De conclusie dat het bestreden besluit op het punt van de al dan niet bestaande legaliseringsmogelijkheid volstrekt ongemotiveerd is, en derhalve ook op dit punt in strijd is met artikel 3:46 Awb, is echter overduidelijk.
Het vorenoverwogene leidt ertoe dat het bestreden besluit naar het voorlopig oordeel van de president in de daartegen door verzoeksters aangespannen procedure niet, danwel niet ongewijzigd, in stand zal kunnen blijven.
Bij afweging van de onderscheiden belangen komt dan ook doorslaggevende betekenis toe aan het belang van verzoeksters. Het verzoek komt derhalve voor inwilliging in aanmerking.

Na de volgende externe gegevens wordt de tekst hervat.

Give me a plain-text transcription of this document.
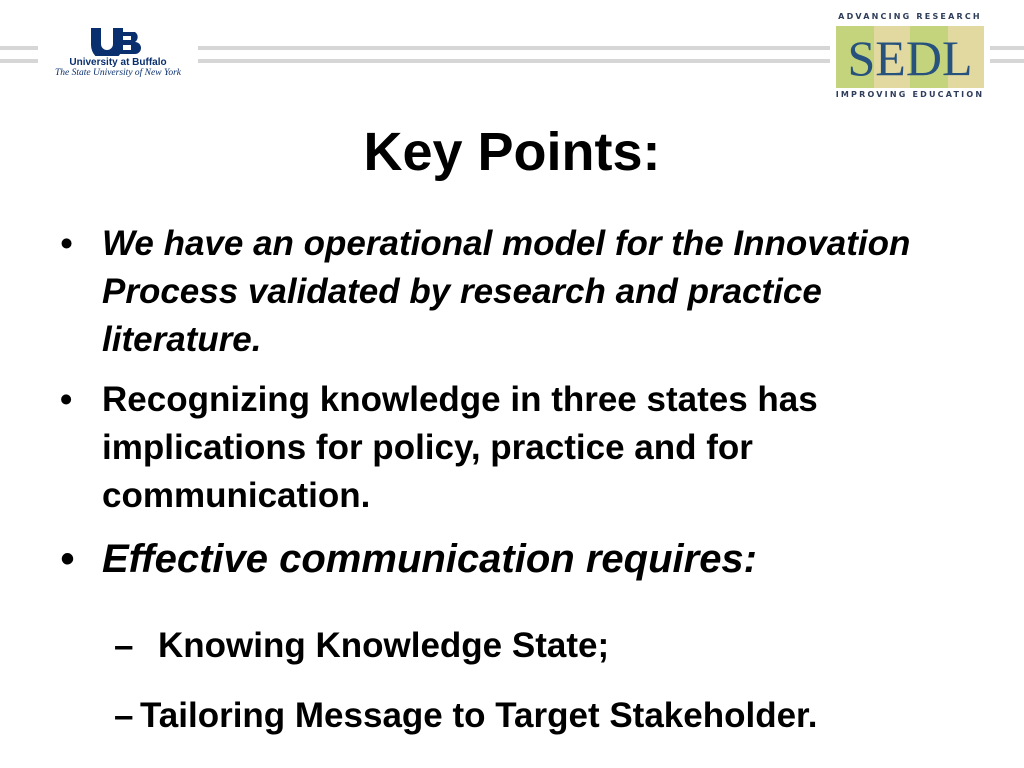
University at Buffalo
The State University of New York
ADVANCING RESEARCH
SEDL
IMPROVING EDUCATION
Key Points:
• We have an operational model for the Innovation Process validated by research and practice literature.
• Recognizing knowledge in three states has implications for policy, practice and for communication.
• Effective communication requires:
– Knowing Knowledge State;
– Tailoring Message to Target Stakeholder.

Aangezien het, niettegenstaand de aan het thans bestreden besluit klevende gebreken, niet geheel uitgesloten geacht kan worden dat verweerders de gebreken bij de beslissing op bezwaar zullen kunnen herstellen, acht de president termen aanwezig het bestreden besluit te schorsen voor na te noemen termijn.
Nu aan het verzoek tegemoet wordt gekomen bestaat er aanleiding om op grond van artikel 8:82, vierde lid, Awb, te bepalen dat het door verzoeksters betaalde griffierecht ad ¦ 450,00 door de gemeente Leek aan verzoeksters wordt vergoed.

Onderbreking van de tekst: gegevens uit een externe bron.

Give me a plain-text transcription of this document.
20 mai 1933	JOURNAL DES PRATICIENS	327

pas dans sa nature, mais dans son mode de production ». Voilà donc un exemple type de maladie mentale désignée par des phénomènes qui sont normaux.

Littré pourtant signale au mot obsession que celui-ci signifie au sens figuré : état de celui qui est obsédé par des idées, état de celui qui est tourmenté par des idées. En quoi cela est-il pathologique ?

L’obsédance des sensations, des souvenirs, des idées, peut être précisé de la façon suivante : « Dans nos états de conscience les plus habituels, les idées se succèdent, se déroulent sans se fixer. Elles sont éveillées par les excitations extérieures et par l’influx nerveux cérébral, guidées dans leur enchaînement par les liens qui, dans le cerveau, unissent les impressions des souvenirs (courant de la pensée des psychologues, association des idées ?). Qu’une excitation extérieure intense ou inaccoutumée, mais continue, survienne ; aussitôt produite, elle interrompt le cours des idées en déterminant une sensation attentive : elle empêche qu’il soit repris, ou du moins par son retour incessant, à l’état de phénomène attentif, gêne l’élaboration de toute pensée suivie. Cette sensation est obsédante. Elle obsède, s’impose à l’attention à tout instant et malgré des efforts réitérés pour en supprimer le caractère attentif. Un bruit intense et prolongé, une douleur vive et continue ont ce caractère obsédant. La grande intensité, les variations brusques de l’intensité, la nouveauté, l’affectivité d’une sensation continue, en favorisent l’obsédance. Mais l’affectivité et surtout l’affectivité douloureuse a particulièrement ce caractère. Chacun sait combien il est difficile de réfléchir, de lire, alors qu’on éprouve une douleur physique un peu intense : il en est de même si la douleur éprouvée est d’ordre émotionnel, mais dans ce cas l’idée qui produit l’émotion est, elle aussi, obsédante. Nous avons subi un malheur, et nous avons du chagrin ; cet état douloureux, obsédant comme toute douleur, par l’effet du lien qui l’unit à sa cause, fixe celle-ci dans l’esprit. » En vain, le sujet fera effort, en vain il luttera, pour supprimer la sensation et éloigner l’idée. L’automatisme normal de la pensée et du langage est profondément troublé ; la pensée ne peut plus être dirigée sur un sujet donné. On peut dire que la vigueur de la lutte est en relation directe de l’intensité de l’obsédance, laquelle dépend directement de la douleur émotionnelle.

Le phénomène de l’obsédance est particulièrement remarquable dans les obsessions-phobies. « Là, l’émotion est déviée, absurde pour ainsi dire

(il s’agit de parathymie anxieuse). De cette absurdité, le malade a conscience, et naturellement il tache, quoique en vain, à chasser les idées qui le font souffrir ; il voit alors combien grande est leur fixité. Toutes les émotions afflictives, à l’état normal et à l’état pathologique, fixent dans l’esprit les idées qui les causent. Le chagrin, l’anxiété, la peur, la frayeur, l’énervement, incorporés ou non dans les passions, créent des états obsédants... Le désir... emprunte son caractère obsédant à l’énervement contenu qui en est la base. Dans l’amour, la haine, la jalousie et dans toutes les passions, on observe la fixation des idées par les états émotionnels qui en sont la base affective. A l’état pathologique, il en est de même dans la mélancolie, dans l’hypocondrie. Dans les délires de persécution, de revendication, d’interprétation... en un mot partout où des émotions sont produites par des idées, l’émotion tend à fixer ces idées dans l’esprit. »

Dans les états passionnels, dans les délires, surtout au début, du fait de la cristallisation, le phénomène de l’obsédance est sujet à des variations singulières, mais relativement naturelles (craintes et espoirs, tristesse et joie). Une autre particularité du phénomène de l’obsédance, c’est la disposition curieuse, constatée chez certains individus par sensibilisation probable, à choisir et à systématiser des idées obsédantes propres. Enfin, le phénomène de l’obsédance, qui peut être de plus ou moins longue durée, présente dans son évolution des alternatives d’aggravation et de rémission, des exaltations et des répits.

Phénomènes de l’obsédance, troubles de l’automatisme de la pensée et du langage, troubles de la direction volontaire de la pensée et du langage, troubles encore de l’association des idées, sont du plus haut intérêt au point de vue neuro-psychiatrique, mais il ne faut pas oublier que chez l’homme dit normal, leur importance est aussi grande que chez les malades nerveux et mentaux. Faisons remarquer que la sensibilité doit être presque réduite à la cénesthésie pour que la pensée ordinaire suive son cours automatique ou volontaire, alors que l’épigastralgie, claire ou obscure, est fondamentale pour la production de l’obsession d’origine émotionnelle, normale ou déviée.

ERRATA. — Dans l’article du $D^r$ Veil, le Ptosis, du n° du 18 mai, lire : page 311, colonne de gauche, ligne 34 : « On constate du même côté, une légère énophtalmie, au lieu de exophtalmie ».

De president acht verder termen aanwezig verweerders op de voet van artikel 8:84, vierde lid, Awb, in samenhang met artikel 8:75, eerste lid, Awb, te veroordelen in de kosten die verzoeksters in verband met de behandeling van het verzoek redelijkerwijs hebben moeten maken en wijst de gemeente Leek aan als de rechtspersoon die de kosten moet betalen.

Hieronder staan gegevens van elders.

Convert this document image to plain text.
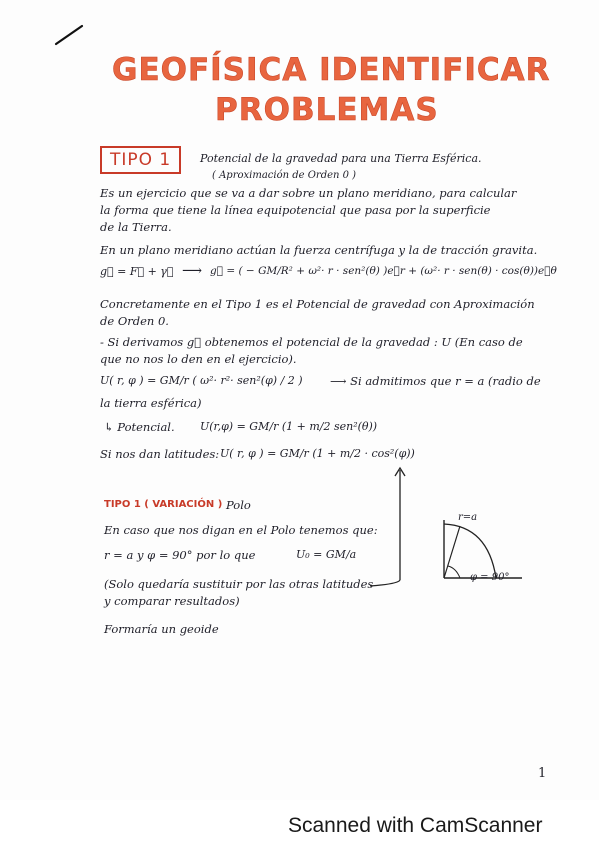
GEOFÍSICA IDENTIFICAR
PROBLEMAS
TIPO 1	Potencial de la gravedad para una Tierra Esférica.
( Aproximación de Orden 0 )
Es un ejercicio que se va a dar sobre un plano meridiano, para calcular
la forma que tiene la línea equipotencial que pasa por la superficie
de la Tierra.
En un plano meridiano actúan la fuerza centrífuga y la de tracción gravita.
g⃗ = F⃗ + γ⃗ ⟶ g⃗ = ( − GM/R² + ω²· r · sen²(θ) )e⃗r + (ω²· r · sen(θ) · cos(θ))e⃗θ
Concretamente en el Tipo 1 es el Potencial de gravedad con Aproximación
de Orden 0.
- Si derivamos g⃗ obtenemos el potencial de la gravedad : U (En caso de
que no nos lo den en el ejercicio).
U( r, φ ) = GM/r ( ω²· r²· sen²(φ) / 2 ) ⟶ Si admitimos que r = a (radio de
la tierra esférica)
↳ Potencial. U(r,φ) = GM/r (1 + m/2 sen²(θ))
Si nos dan latitudes: U( r, φ ) = GM/r (1 + m/2 · cos²(φ))
TIPO 1 ( VARIACIÓN ) Polo
En caso que nos digan en el Polo tenemos que:
r = a y φ = 90° por lo que	U₀ = GM/a
(Solo quedaría sustituir por las otras latitudes
y comparar resultados)
Formaría un geoide
r=a
φ = 90°
1
Scanned with CamScanner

Met inachtneming van het Besluit proceskosten bestuursrecht bepaalt de president deze kosten op f. 1.420,--, zoals nader aangegeven in een bij de uitspraak gevoegde bijlage.
3. BESLISSING
De president van de Arrondissementsrechtbank te Groningen,
RECHT DOENDE,
- schorst het besluit van burgemeester en wethouders van Leek van 6 december 2000, kenmerk UCB/TW met ingang van de datum waarop dat besluit kenbaar is gemaakt aan verzoekster sub 1;
- bepaalt dat deze schorsing duurt tot en met twee weken na de datum van de bekendmaking van de beslissing op het daartegen door verzoeksters ingediende bezwaarschrift;
- bepaalt dat de gemeente Leek verzoeksters het betaalde griffierecht ad ¦ 450,00 vergoedt;
- veroordeelt verweerders in de proceskosten van verzoeksters, welke zijn vastgesteld op ¦ 1.420,--, en bepaalt dat de gemeente Leek verzoeksters deze kosten moet betalen.
Aldus gegeven door mr P.J.W.M. Vermeulen als president en in het openbaar door hem uitgesproken op 11 december 2000, in tegenwoordigheid van M.J.'t Hart als griffier.
De griffier, wnd. De president, fgd.
Tegen deze uitspraak staat geen hoger beroep open.